Two spheres are placed so that their centers are 2.6 meters apart. The force between the two spheres is 2.75x10^-12N What is the mass of each sphere if one sphere is twice the mass of the other sphere?

F=G2m/2.6^2 solve for m.

sorry...

F=G2M^2/2.6^2

0.28

To find the mass of each sphere, we can use the equation for the gravitational force between two objects:

F = G * (m1 * m2) / r^2

Where:
- F is the force between the spheres
- G is the gravitational constant (approximately 6.67430 x 10^-11 N(m/kg)^2)
- m1 and m2 are the masses of the spheres
- r is the distance between the centers of the spheres

Given that the force between the spheres is 2.75 x 10^-12 N and the distance between their centers is 2.6 meters, we can write the equation as follows:

2.75 x 10^-12 N = (6.67430 x 10^-11 N(m/kg)^2) * ((m1 * m2) / (2.6 m)^2)

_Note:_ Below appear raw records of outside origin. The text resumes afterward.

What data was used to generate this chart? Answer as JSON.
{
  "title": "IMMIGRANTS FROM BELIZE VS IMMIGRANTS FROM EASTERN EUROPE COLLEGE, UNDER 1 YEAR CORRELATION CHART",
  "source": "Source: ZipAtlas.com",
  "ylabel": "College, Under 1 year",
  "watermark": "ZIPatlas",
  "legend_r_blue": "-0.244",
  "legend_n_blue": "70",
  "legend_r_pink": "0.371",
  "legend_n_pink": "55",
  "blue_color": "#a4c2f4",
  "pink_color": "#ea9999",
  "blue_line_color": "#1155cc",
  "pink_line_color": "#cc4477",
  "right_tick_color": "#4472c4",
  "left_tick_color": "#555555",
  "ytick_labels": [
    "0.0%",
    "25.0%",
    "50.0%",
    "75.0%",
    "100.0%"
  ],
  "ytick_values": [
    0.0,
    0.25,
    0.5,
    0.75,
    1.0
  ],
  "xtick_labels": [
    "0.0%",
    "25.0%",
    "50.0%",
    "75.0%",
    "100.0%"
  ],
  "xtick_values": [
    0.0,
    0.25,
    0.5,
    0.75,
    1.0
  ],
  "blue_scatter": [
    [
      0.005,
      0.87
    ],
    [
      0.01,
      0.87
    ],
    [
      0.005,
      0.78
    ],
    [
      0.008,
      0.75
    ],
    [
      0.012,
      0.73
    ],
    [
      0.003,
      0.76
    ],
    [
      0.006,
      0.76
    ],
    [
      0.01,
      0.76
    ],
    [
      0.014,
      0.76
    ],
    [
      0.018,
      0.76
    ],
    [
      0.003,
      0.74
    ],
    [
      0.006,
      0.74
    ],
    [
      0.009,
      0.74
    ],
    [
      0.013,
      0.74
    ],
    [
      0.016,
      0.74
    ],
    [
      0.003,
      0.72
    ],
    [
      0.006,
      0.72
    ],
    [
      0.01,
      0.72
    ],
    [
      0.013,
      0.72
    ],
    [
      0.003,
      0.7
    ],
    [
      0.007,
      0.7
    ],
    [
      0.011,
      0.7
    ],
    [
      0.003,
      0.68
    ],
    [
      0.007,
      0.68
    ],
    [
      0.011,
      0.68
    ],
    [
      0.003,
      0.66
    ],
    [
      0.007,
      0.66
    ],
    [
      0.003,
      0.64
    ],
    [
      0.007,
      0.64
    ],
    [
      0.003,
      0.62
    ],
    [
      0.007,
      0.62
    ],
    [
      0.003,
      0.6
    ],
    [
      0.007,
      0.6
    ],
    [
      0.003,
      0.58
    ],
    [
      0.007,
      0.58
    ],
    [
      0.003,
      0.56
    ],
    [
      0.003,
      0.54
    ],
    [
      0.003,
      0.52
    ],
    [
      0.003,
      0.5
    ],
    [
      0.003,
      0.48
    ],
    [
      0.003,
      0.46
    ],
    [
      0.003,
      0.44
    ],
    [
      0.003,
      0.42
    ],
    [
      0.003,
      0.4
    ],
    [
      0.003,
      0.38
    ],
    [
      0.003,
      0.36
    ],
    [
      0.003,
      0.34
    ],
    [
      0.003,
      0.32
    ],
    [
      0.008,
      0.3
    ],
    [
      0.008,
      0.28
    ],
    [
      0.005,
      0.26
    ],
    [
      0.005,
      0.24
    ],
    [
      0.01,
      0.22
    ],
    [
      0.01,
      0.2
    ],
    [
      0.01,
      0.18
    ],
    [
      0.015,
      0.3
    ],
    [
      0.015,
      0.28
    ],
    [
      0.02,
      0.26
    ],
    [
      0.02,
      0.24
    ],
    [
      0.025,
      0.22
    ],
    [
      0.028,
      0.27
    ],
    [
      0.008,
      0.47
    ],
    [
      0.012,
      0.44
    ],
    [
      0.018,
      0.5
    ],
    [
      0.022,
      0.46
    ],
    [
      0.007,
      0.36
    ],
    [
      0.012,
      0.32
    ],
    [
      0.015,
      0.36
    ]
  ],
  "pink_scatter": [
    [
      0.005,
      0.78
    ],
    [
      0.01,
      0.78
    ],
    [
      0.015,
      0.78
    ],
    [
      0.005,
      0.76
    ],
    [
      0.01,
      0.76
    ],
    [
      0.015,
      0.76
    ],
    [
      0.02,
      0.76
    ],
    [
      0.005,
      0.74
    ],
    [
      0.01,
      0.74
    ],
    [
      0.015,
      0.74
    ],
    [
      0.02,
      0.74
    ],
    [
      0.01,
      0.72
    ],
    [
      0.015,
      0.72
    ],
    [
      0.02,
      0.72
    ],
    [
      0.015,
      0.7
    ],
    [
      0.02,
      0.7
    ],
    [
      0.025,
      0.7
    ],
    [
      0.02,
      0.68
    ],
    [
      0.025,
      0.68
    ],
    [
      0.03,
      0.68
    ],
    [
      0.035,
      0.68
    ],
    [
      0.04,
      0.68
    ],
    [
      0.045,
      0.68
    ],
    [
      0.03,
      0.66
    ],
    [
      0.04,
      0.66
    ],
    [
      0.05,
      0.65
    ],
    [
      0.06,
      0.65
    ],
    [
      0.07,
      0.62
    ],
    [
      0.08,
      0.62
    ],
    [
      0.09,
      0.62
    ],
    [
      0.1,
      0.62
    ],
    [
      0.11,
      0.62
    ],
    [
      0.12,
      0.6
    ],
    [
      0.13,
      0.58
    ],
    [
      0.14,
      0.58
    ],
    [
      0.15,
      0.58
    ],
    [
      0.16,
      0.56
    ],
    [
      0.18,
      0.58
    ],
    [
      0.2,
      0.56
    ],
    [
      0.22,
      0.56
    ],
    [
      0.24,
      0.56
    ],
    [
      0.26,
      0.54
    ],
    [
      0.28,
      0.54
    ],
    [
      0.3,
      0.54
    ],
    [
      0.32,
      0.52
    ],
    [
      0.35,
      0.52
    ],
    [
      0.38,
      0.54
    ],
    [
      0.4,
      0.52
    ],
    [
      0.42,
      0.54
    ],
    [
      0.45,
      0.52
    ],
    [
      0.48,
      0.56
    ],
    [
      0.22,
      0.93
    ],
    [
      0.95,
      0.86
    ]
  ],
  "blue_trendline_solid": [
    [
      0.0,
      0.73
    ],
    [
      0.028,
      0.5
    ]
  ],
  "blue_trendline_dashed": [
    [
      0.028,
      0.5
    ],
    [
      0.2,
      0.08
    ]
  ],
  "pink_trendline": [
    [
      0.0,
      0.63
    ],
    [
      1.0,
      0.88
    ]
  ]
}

Since one sphere is twice the mass of the other, we can express the mass of the smaller sphere as "m" and the mass of the larger sphere as "2m". Substituting these values into the equation, we get:

2.75 x 10^-12 N = (6.67430 x 10^-11 N(m/kg)^2) * ((m * 2m) / (2.6 m)^2)

Simplifying this equation further, we have:

2.75 x 10^-12 N = (6.67430 x 10^-11 N(m^2/kg^2)) * (2m^2 / (2.6 m)^2)

Now, we can solve for the mass "m" by rearranging the equation and isolating it:

m^2 = (2.75 x 10^-12 N) * (2.6 m)^2 / ((6.67430 x 10^-11 N) * 2)

m^2 = (2.75 x 2.6^2) / (6.67430 x 2 x 10^11)

m^2 ≈ 3.590572 x 10^-12 kg^2

Taking the square root of both sides, we find:

m ≈ √(3.590572 x 10^-12 kg^2)

Calculating the value, we get:

m ≈ 5.997 kg

Therefore, the mass of the smaller sphere is approximately 5.997 kg, and the mass of the larger sphere (twice the mass) would be approximately 11.994 kg.